JPMorgan declined to comment more than recognize agreements with the two agencies in a regulatory filing.
In addition to the punishment, the SEC stated that JPMorgan agreed to employ a compliance expert to review the bank's rules and training. The bank had already begun upgrading employees' software to ensure compliance, according to the SEC.
"As technology advances, it is even more critical for registrants to ensure that their communications are properly recorded and do not take place outside of authorized channels in order to evade market oversight," SEC Chairman Gary Gensler said in a press statement.
Gensler emphasized the necessity of meticulous recordkeeping by referencing the 2013 foreign exchange scandal, in which traders at multiple significant banks conspired to rig currency prices to maximize profits through the use of private chat rooms dubbed "The Cartel."
Five of the world's top banks, including JPMorgan, finally agreed to pay a combined total of more than $5 billion in penalties and enter plea agreements to conclude the probe.
"Books-and-records requirements assist the SEC in conducting critical examinations and enforcement activities," Gensler stated. "They contribute to the development of trust in our system."
While the $125 million penalty is the SEC's highest recordkeeping penalty to date, the more significant threat to JPMorgan may be reputational. By pursuing JPMorgan, the world's largest Wall Street firm in terms of overall revenue.
Gensler has had a banner week, having released a slew of suggestions on Wednesday to protect money market funds and limit executives' capacity to trade their own businesses' equity.
Taken together, the plans and enforcement actions indicate that the Biden appointee is on a collision course with drafting and enacting one of the most ambitious policy agendas in decades.
Numerous investors view him as the leader the SEC requires to develop comprehensive cryptocurrency regulation, safeguards around unique purpose acquisition companies, or SPACs, standardized climate disclosures for public companies, and rules governing online brokerage marketing and securities trading "gamification."
Additionally, the enforcement action represents a watershed moment for SEC Enforcement Director Gurbir Grewal, who has warned for months that greater enforcement would become.
Restoring public trust in Wall Street will involve "vigorous enforcement of laws and rules governing required disclosures, misuse of nonpublic information, failure to comply with recordkeeping obligations, and obfuscation of evidence from the SEC or other government agencies," he stated in October.

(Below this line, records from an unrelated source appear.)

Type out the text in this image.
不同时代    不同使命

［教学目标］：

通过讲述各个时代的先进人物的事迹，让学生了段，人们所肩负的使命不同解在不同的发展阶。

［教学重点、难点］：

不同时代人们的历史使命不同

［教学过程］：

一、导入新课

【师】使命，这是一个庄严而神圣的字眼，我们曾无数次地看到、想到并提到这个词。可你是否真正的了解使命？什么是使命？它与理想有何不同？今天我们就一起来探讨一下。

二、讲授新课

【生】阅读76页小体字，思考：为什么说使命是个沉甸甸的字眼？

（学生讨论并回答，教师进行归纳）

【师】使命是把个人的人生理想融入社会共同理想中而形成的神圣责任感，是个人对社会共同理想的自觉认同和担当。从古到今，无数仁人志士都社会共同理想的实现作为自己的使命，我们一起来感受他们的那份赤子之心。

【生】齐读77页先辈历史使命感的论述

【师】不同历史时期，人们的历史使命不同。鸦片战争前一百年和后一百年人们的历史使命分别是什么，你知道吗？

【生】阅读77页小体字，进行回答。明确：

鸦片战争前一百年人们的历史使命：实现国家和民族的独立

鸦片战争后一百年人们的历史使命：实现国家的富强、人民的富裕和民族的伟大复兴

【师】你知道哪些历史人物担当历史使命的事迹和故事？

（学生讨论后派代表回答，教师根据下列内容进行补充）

Along with his focus on Wall Street's accounting, Grewal is exploring ways for the SEC to prevent misbehavior in the first place, a concept he refers to as "prophylactic" measures.
Grewal has explicitly stated that he intends to be aggressive in requiring guilty corporations – in this case, JPMorgan — to acknowledge their transgressions publicly.
"Recordkeeping requirements are critical to the Commission's enforcement and examination programs, and when firms violate them, as JPMorgan did, they jeopardize our ability to protect investors and maintain market integrity," Grewal said in a statement Friday.